Monday Links to Stuff

  1. The LA Times wrote an article about me! Or at least me considered as a demographic phenomenon:

    Iowa suffers from an alarming brain drain: It loses more of its young, single, well-educated adults than any state except North Dakota. In search of bigger cities, hipper crowds and warmer weather, young Iowans flee in such numbers that demographers predict the state will face a drastic labor shortage within two decades.

    Desperate to keep the state’s future from bolting, the Republican leadership in the state Senate is proposing trying to entice young adults to stick around by abolishing the state income tax for everyone under 30.
    [...]
    Iowa Gov. Tom Vilsack, a Democrat, has tried [...] holding cocktail parties for former Iowans living in Chicago, New York and Washington, D.C. He boasts of recruiting more than 1,000 people back to the state in four years of aggressive promotion.

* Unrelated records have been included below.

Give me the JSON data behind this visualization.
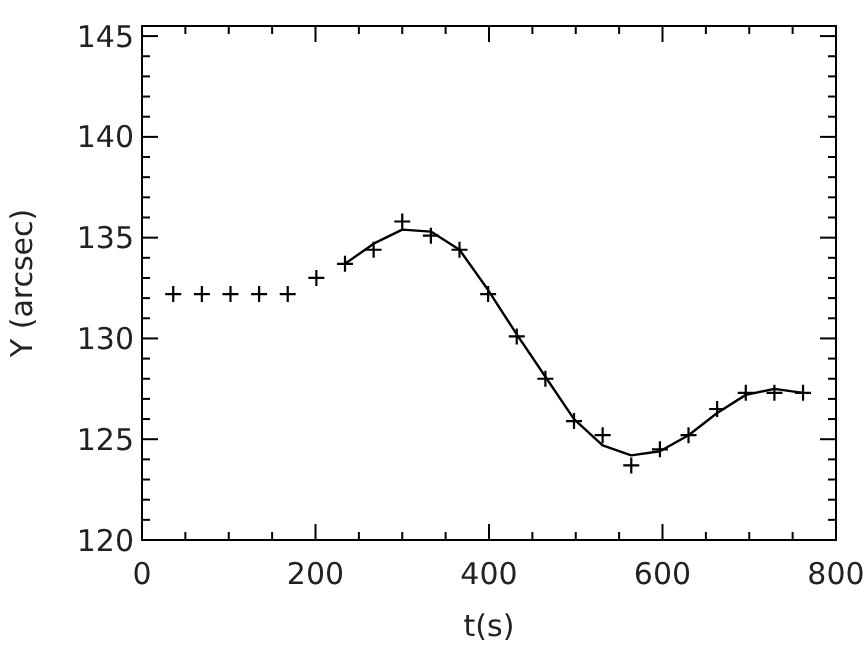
{
  "chart_data": {
    "type": "scatter",
    "xlabel": "t(s)",
    "ylabel": "Y (arcsec)",
    "xlim": [
      0,
      800
    ],
    "xticks": [
      0,
      200,
      400,
      600,
      800
    ],
    "ylim": [
      120,
      145.5
    ],
    "yticks": [
      120,
      125,
      130,
      135,
      140,
      145
    ],
    "grid": false,
    "series": [
      {
        "marker": "cross",
        "color": "#000000",
        "x": [
          36,
          69,
          102,
          135,
          168,
          201,
          234,
          267,
          300,
          333,
          366,
          399,
          432,
          465,
          498,
          531,
          564,
          597,
          630,
          663,
          696,
          729,
          762
        ],
        "values": [
          132.2,
          132.2,
          132.2,
          132.2,
          132.2,
          133.0,
          133.7,
          134.4,
          135.8,
          135.1,
          134.4,
          132.2,
          130.1,
          128.0,
          125.9,
          125.2,
          123.7,
          124.5,
          125.2,
          126.5,
          127.3,
          127.3,
          127.3
        ]
      },
      {
        "type": "line",
        "marker": "none",
        "line_style": "solid",
        "color": "#000000",
        "x": [
          234,
          267,
          300,
          333,
          366,
          399,
          432,
          465,
          498,
          531,
          564,
          597,
          630,
          663,
          696,
          729,
          762
        ],
        "values": [
          133.7,
          134.7,
          135.4,
          135.3,
          134.4,
          132.4,
          130.2,
          128.1,
          126.0,
          124.7,
          124.2,
          124.4,
          125.2,
          126.3,
          127.2,
          127.5,
          127.3
        ]
      }
    ]
  }
}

    But that’s not enough to offset Iowa’s losses.

    L.A.’s allotment of weather and hipsters is lovely, for sure, but if they had consulted me for the article, they would’ve mentioned the fact that Iowa’s public universities are being systematically torn to shreds by the same people proposing this tax cut. Ditto public arts funding. Ditto public library funding.

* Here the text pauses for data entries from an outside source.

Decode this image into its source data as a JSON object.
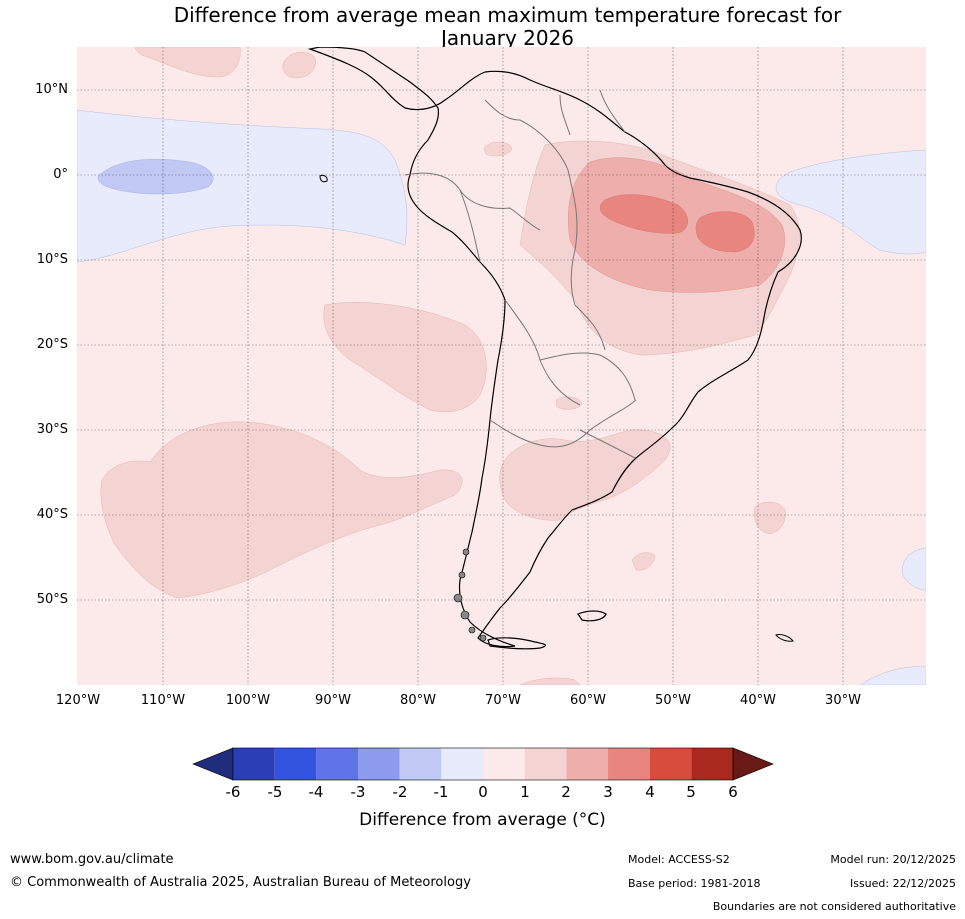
{
  "title": {
    "line1": "Difference from average mean maximum temperature forecast for",
    "line2": "January 2026"
  },
  "map": {
    "region": "South America",
    "lat_labels": [
      "10°N",
      "0°",
      "10°S",
      "20°S",
      "30°S",
      "40°S",
      "50°S"
    ],
    "lon_labels": [
      "120°W",
      "110°W",
      "100°W",
      "90°W",
      "80°W",
      "70°W",
      "60°W",
      "50°W",
      "40°W",
      "30°W"
    ],
    "lat_values": [
      10,
      0,
      -10,
      -20,
      -30,
      -40,
      -50
    ],
    "lon_values": [
      -120,
      -110,
      -100,
      -90,
      -80,
      -70,
      -60,
      -50,
      -40,
      -30
    ],
    "extent": {
      "lon_min": -120,
      "lon_max": -20,
      "lat_min": -60,
      "lat_max": 15
    },
    "anomaly_regions": [
      {
        "area": "Northern/north-eastern Brazil",
        "anomaly": "2 to 4 °C warmer"
      },
      {
        "area": "Central Brazil",
        "anomaly": "1 to 2 °C warmer"
      },
      {
        "area": "Eastern Pacific near the Equator",
        "anomaly": "-2 to 0 °C cooler"
      },
      {
        "area": "South-east Pacific",
        "anomaly": "1 to 2 °C warmer"
      },
      {
        "area": "Southern Brazil, Uruguay, Argentina",
        "anomaly": "0 to 2 °C warmer"
      },
      {
        "area": "Equatorial Atlantic",
        "anomaly": "-1 to 0 °C cooler"
      }
    ]
  },
  "colorbar": {
    "ticks": [
      "-6",
      "-5",
      "-4",
      "-3",
      "-2",
      "-1",
      "0",
      "1",
      "2",
      "3",
      "4",
      "5",
      "6"
    ],
    "colors": [
      "#1f2d7c",
      "#2a3fb5",
      "#3354de",
      "#5f74e6",
      "#8c9bee",
      "#c0c8f4",
      "#e8ebfb",
      "#fbeae9",
      "#f4d4d2",
      "#eeaeab",
      "#e8857f",
      "#d84c3e",
      "#a9291f",
      "#6a1a16"
    ],
    "label": "Difference from average (°C)"
  },
  "footer": {
    "website": "www.bom.gov.au/climate",
    "copyright": "© Commonwealth of Australia 2025, Australian Bureau of Meteorology",
    "model": "Model: ACCESS-S2",
    "base_period": "Base period: 1981-2018",
    "model_run": "Model run: 20/12/2025",
    "issued": "Issued: 22/12/2025",
    "disclaimer": "Boundaries are not considered authoritative"
  }
}
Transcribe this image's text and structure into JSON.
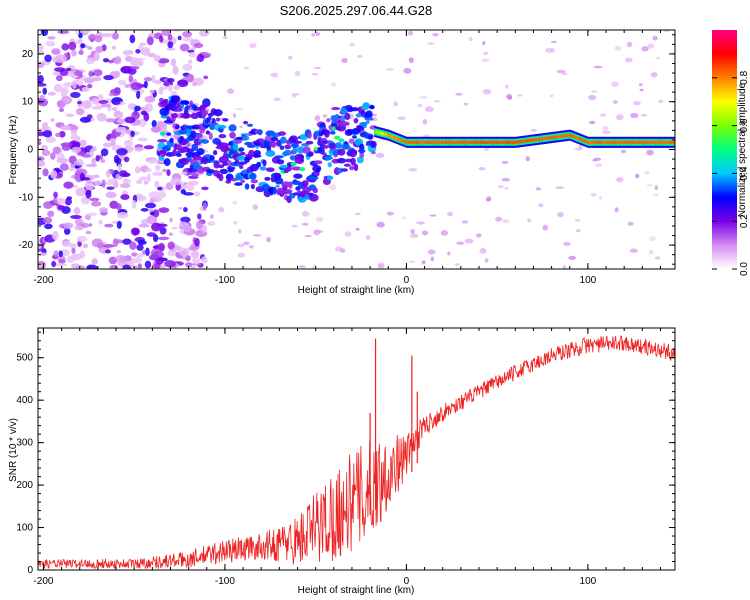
{
  "title": "S206.2025.297.06.44.G28",
  "chart_data": [
    {
      "type": "heatmap",
      "xlabel": "Height of straight line (km)",
      "ylabel": "Frequency (Hz)",
      "xlim": [
        -203,
        148
      ],
      "ylim": [
        -25,
        25
      ],
      "xticks": [
        -200,
        -100,
        0,
        100
      ],
      "xtick_labels": [
        "-200",
        "-100",
        "0",
        "100"
      ],
      "yticks": [
        -20,
        -10,
        0,
        10,
        20
      ],
      "ytick_labels": [
        "-20",
        "-10",
        "0",
        "10",
        "20"
      ],
      "colorbar": {
        "label": "Normalized spectral amplitude",
        "range": [
          0,
          1
        ],
        "ticks": [
          0.0,
          0.2,
          0.4,
          0.6,
          0.8
        ],
        "tick_labels": [
          "0.0",
          "0.2",
          "0.4",
          "0.6",
          "0.8"
        ],
        "colors": [
          "#ffffff",
          "#d58cf2",
          "#7a00e6",
          "#0000ff",
          "#00c8ff",
          "#00ff80",
          "#7aff00",
          "#ffff00",
          "#ff8000",
          "#ff0000",
          "#ff0080"
        ]
      },
      "ridge": {
        "x": [
          -130,
          -110,
          -100,
          -90,
          -80,
          -70,
          -60,
          -50,
          -40,
          -30,
          -20,
          -10,
          0,
          20,
          40,
          60,
          80,
          90,
          100,
          120,
          148
        ],
        "y": [
          4,
          2,
          0,
          -1,
          -2,
          -3,
          -4,
          -3,
          2,
          3,
          4,
          3,
          1.5,
          1.5,
          1.5,
          1.5,
          2.5,
          3,
          1.5,
          1.5,
          1.5
        ],
        "amplitude": [
          0.3,
          0.35,
          0.35,
          0.35,
          0.35,
          0.35,
          0.35,
          0.4,
          0.45,
          0.5,
          0.6,
          0.85,
          0.9,
          0.9,
          0.92,
          0.92,
          0.9,
          0.9,
          0.9,
          0.9,
          0.9
        ]
      },
      "noise_region": {
        "x": [
          -203,
          -130
        ],
        "y": [
          -25,
          25
        ],
        "amplitude": [
          0.05,
          0.3
        ]
      }
    },
    {
      "type": "line",
      "xlabel": "Height of straight line (km)",
      "ylabel": "SNR (10 * v/v)",
      "xlim": [
        -203,
        148
      ],
      "ylim": [
        0,
        570
      ],
      "xticks": [
        -200,
        -100,
        0,
        100
      ],
      "xtick_labels": [
        "-200",
        "-100",
        "0",
        "100"
      ],
      "yticks": [
        0,
        100,
        200,
        300,
        400,
        500
      ],
      "ytick_labels": [
        "0",
        "100",
        "200",
        "300",
        "400",
        "500"
      ],
      "color": "#ee2222",
      "trend": {
        "x": [
          -203,
          -150,
          -120,
          -100,
          -80,
          -60,
          -50,
          -40,
          -30,
          -20,
          -10,
          0,
          10,
          20,
          40,
          60,
          80,
          100,
          120,
          148
        ],
        "y": [
          15,
          15,
          25,
          45,
          55,
          70,
          100,
          130,
          160,
          190,
          230,
          270,
          340,
          370,
          420,
          465,
          505,
          530,
          535,
          510
        ],
        "noise": [
          10,
          12,
          20,
          30,
          30,
          60,
          90,
          110,
          120,
          120,
          90,
          50,
          25,
          20,
          18,
          18,
          20,
          20,
          18,
          20
        ]
      },
      "spikes": [
        {
          "x": -17,
          "y": 545
        },
        {
          "x": -20,
          "y": 370
        },
        {
          "x": 3,
          "y": 505
        },
        {
          "x": 6,
          "y": 420
        }
      ]
    }
  ]
}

    Also there aren’t any earthquakes.

    (link via the shiny new LA Times Addict, which in turn was off BoingBoing)

  2. If Language Log says it, it must be true: nerds are funny after all! At least for nerdy values of “funny”:

    My reasoning, such as it was, involved several steps, or at least the interaction of several vague ideas. First, the phrase ” for values of * that” indexes a subculture that includes programmers as well as mathematicians and others. Second, Michael Silverstein has already used the word metapragmatic to refer to folk reasoning about (reasoning about) meaning in context (in the phrase “metapragmatic ideology”, which also sounds good, though I couldn’t figure out how to use it in the space and time available). Finally, the originally cited remark was based on treating the interpretation of the word neat as if it were the instantiation of a variable. (I presume, FWIW, that it was in response to some remark like “That was a neat party last night!”).
    [...]
    [...] I admit that it’s not normal to limit the instantiations of a variable to the contextual interpretations of a word — but the young woman overheard on Fulton St. was using the language of mathematics to express an insight about an aspect of her life not defined by any prior formalism. Our colleagues in the humanities call this a “metaphor”, or sometimes a “joke”.